Experts and students came together to discuss the impacts of COVID-19 on aggravating the country’s youth unemployment, and assess its impacts and possible solutions in an online dialogue organised by the Economics Study Center (ESC), University of Dhaka (DU), on Saturday.
The webinar was arranged in association with Bangladesh Economics Students’ Network (BESN).
The session was moderated by Kefayet Alfesan, Vice-President of ESC. The expert panellists of this session were Dr Khondaker Golam Moazzem, Research Director, Center for Policy Dialogue (CPD), Dr Sayema Haque Bidisha, Professor of Economics, DU, and Nazmul Avi Hossain, Program Officer, ILO.
The student panellists were Md Shahriar Mahmud Mobin, Team Leader of Academic Affairs Young Economists Forum (YEF), North South University, Mustafa Sadman Sakib, Vice-President, Research and Development, BUP Economics Club, and Mehedy Hasan, Head of Logistics, East-West University Economics Club.
The session commenced with Mustafa Sadman Sakib discussing the effects of COVID-19 on new labour market entrants. He discussed how unemployment among educated individuals is 5.3 per cent compared to 1.7 per cent in illiterate individuals, has been ailing the country even before the onset of the pandemic.
As 80 per cent of the unemployed belong to the young generation, he suggested some actions.
“Three approaches could help alleviate the situation- faster and more efficient vaccination rollout, implementation of a fiscal policy alongside the current monetary policy, and encouraging the learning of TVET, computer courses, and freelancing so that students have a source of income in case of an uncertain catastrophe like the COVID pandemic.”
Mehedy Hasan discussed how e-commerce and outsourcing industries have strengthened in Bangladesh during COVID-19 making it a major employment source for the youth.
However, delving into the lack of accessibility of such forms of employment, he said, “Although Bangladesh is launching 5G mobile network, many regions in Bangladesh do not even have access to 3G yet. If we cannot address the lack of proper internet and other resources in more underprivileged regions of the country, the people will not be able to access such forms of employment and might have to migrate to Dhaka, further increasing the population here.”
Speaking on the crucial topic of brain drain, Shahriar Mahmud Mubin discussed how most private university students have a target of going abroad after finishing their education since the job infrastructure here is not appealing to them.

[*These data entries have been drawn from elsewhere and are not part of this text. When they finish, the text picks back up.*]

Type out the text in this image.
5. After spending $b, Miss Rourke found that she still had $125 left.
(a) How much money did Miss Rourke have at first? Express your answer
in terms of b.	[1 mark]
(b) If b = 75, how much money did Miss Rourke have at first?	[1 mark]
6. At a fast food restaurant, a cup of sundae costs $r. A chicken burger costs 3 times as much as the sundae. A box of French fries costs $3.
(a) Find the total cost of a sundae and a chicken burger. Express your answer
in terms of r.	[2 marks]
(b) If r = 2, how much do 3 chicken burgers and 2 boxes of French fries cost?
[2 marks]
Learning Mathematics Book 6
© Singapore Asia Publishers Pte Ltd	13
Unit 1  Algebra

“Foreign countries have higher living standards and offer more diversified jobs. Besides, with the high population in our country, jobs and opportunities feel like a lottery draw, rather than a test of skills,” he explained.

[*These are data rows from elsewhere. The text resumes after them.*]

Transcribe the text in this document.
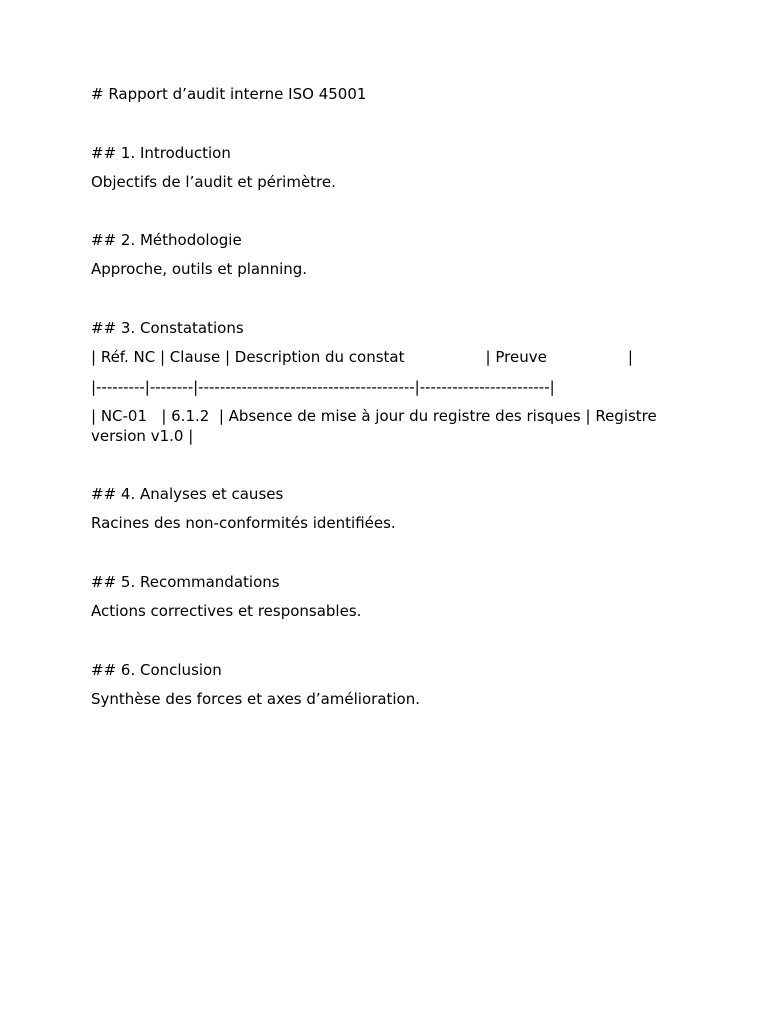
# Rapport d’audit interne ISO 45001
## 1. Introduction
Objectifs de l’audit et périmètre.
## 2. Méthodologie
Approche, outils et planning.
## 3. Constatations
| Réf. NC | Clause | Description du constat                 | Preuve                 |
|---------|--------|----------------------------------------|------------------------|
| NC-01   | 6.1.2  | Absence de mise à jour du registre des risques | Registre version v1.0 |
## 4. Analyses et causes
Racines des non-conformités identifiées.
## 5. Recommandations
Actions correctives et responsables.
## 6. Conclusion
Synthèse des forces et axes d’amélioration.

Dr Khondaker Golam Moazzem addressed the issue of graduates entering the market post-COVID but remaining unemployed. Stating how the job market has a concentration of low-skilled jobs compared to higher-level jobs, he talked about the need for investment in the job sector and encouraging entrepreneurship.

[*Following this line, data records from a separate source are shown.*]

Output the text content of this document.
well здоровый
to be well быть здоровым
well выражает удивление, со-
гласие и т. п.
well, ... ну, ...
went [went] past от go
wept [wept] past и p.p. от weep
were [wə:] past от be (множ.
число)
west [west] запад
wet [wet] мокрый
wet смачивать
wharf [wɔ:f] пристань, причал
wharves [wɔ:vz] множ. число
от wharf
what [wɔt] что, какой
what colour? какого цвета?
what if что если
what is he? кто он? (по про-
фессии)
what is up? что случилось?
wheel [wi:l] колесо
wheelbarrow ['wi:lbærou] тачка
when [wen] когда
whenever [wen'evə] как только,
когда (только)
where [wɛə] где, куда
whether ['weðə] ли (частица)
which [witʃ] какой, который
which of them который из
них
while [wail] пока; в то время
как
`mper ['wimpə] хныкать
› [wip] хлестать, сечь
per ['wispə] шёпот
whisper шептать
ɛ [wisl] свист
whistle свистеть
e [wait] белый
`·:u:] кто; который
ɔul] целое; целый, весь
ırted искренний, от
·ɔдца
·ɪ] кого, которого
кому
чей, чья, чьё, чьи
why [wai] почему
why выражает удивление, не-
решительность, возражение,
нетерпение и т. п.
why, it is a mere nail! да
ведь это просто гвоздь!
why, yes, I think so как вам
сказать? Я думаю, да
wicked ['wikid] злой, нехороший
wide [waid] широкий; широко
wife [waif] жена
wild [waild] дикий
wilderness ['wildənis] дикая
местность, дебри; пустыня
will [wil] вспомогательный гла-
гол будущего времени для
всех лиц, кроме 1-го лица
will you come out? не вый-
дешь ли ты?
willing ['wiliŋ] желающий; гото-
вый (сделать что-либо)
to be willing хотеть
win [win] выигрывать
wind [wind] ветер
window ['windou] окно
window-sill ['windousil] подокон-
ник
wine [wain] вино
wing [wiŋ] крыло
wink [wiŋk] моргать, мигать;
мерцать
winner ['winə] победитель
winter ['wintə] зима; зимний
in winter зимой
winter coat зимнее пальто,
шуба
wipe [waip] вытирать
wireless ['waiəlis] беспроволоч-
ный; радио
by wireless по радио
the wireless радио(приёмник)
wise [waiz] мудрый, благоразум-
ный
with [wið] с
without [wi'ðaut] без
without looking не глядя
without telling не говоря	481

“Although skill enhancement is essential, as long as existing job opportunities are not increased, one person will be merely replacing the other. Nowadays, people going abroad undergo various training programs but still lack soft skills such as English skills, computer literacy, and communication skills, which makes us lag behind the workforces of other nations. It is also essential that we start seeing ourselves as entrepreneurs, rather than potential employees,” he remarked.
Talking about the skill mismatch in the job market, Dr Sayema Haque Bidisha talked about the lack of implementation of labour laws with the exception of a few sectors.
Stressing on the importance of learning soft skills, she said, “The youth face various discriminations, which start from different education streams in the country. Despite that, youth from all demographics of the country want to engage in more modern jobs, such as rural youth engaging in poultry farming rather than cultivating.”
She further said that it is crucial to enhance the government protection of e-commerce and the gig economy so that this can be a safer employment choice for the youth.
Nazmul Hasan Avi assessed how the skill mismatch problem could be tackled. Talking about how young graduates have reservations about taking up informal or low-paying jobs, he raised the question of whether the employers have taken any steps to address the skill mismatch of the youth.
He believes that employers need to provide more opportunities to the youth to enhance their skills as he said, “It could be done by offering internship programs or month-long training programs after hiring youth with potential. Employees could also partner with universities, guiding the students on how to develop the skills needed for their work life.”
After a question-answer session with the expert panellists, the session concluded with closing remarks from Dr Selim Raihan, Professor of Economics, DU, and Executive Director of SANEM.
Addressing the skill mismatch problem in unemployed youth, Professor Raihan raised the question, “If there is a demand for skill, why do we not have ample supply of such skill? Industries are afraid of free-riding problems of investing in skills, i.e. they are afraid that other employers might reap the benefits of their investments. Corrective measures will be more effective to solve such market failure, rather than private-sector initiatives.”
The Financial Express was a Media Partner for this webinar.